Saint Cecilia

Flowers for St. Cecilia

Back to Flower Festival

Cecilia, a virgin of a senatorial family and a Christian from her infancy, was married by her parents to a noble pagan youth Valerianus. When the couple had retired to the wedding-chamber, Cecilia told Valerianus that she was betrothed to an angel who jealously guarded her body; therefore Valerianus must not violate her virginity. Valerianus wished to see the angel, whereupon Cecilia sent him to the third milestone on the Via Appia where he should meet Pope Urbanus. Valerianus obeyed, was baptized by the pope, and returned a Christian to Cecilia. An angel then appeared to them and crowned them with roses and lilies. Tiburtius, the brother of Valerianus, was also won over to Christianity. The brothers distributed rich alms and buried the bodies of the confessors who had died for Christ.

The prefect, Turcius Almachius, condemned them to death; an officer of the prefect, Maximus, appointed to execute this sentence, was himself converted and suffered martyrdom with the two brothers. Their remains were buried in one tomb by Cecilia.

Then Cecilia herself was sought by the officers of the prefect. Before she was taken prisoner, she arranged that her house should be preserved as a place of worship for the Roman Church. After a profession of faith, she was condemned to be suffocated in the bath of her own house. As she remained unhurt in the overheated room, the prefect had her decapitated there. The executioner let his sword fall three times without separating the head from the trunk, and fled, leaving the virgin bathed in her own blood. She lived three days, made dispositions in favour of the poor, and provided that after her death her house should be dedicated as a church. Urbanus buried her among the bishops and the confessors, i.e. in the Catacomb of Callistus.

The time when Cecilia suffered martyrdom is not known. The only time-indication is the position of the tomb in the Catacomb of Callistus, in the immediate proximity of the ancient crypt of the Popes, in which Urbanus probably was buried.

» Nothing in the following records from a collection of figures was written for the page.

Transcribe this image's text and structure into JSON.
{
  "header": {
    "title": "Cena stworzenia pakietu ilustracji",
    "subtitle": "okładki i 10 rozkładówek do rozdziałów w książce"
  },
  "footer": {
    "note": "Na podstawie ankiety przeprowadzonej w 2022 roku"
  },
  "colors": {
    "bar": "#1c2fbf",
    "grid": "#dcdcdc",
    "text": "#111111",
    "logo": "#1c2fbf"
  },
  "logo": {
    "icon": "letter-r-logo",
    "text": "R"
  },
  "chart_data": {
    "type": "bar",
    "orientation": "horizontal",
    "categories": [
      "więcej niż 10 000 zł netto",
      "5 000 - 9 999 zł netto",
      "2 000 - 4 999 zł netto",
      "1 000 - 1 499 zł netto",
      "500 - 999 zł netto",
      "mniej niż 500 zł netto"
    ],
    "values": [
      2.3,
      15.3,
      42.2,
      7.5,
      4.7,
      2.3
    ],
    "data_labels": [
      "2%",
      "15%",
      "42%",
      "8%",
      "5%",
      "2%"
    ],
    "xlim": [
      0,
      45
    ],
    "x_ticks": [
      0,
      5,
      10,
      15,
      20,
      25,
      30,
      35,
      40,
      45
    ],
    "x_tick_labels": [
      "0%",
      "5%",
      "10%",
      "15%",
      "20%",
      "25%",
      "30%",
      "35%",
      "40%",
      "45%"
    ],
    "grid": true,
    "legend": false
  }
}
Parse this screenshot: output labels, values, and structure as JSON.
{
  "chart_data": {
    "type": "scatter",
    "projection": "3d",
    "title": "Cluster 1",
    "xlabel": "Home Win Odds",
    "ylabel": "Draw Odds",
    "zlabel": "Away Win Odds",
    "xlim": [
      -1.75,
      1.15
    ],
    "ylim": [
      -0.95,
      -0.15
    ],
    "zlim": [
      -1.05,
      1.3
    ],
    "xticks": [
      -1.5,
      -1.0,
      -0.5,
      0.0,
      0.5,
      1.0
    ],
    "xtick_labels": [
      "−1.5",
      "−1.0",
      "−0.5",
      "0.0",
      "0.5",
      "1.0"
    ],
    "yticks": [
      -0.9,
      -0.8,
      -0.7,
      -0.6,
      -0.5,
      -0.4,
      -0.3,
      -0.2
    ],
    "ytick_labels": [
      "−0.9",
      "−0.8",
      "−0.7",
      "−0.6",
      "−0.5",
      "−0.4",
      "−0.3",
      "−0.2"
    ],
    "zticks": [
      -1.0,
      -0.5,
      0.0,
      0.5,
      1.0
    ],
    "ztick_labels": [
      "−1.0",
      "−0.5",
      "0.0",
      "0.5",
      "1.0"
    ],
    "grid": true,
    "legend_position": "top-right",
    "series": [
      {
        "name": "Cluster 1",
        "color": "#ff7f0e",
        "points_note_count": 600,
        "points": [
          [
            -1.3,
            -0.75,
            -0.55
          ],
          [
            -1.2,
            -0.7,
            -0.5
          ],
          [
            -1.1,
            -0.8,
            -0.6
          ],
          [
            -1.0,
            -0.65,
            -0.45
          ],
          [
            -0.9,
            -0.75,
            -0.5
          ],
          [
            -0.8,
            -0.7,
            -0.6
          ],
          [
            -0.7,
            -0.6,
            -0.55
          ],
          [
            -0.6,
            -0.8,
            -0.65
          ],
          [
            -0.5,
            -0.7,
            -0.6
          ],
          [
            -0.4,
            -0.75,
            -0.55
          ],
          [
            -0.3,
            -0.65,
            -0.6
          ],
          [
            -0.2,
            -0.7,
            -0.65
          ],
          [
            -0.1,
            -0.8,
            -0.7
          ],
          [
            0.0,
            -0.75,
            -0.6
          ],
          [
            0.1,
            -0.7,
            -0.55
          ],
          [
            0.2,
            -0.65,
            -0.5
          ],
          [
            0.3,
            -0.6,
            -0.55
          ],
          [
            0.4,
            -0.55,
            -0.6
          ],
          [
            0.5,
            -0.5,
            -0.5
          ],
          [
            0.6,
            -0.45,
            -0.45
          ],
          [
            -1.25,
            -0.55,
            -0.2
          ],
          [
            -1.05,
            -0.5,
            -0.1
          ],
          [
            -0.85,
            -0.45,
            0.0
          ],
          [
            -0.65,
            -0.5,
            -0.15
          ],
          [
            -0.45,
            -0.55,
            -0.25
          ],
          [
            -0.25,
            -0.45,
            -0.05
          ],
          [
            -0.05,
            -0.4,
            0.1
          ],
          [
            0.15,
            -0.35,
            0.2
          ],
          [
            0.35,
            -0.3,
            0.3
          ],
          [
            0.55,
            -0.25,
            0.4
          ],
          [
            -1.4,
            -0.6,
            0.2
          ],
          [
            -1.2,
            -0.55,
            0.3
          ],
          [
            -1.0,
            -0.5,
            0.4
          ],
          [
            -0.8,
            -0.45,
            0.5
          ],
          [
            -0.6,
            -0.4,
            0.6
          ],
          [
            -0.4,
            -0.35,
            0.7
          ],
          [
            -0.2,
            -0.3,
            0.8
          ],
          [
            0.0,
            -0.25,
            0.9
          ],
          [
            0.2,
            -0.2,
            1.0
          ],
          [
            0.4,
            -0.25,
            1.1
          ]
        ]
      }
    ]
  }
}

The oldest representations of St. Cecilia show her either with the crown of martyrdom in her hand or in the attitude of prayer. In the apse of her church in Trastevere is still preserved the mosaic made under Pope Paschal, wherein she is represented in rich garments as patroness of the pope.

Since the fourteenth and fifteenth centuries she is represented as playing on the organ, evidently to express what was often attributed to her; that while the musicians played at her nuptials she sang in her heart to God only. Possibly the cantantibus organis was erroneously interpreted as Cecilia herself as the organist. In this way the saint associated with music. When the Academy of Music was founded at Rome (1584) she was made patroness, whereupon her veneration as patroness of church music in general became still more universal.

Her feast is celebrated in the Latin and the Greek Church on 22 November.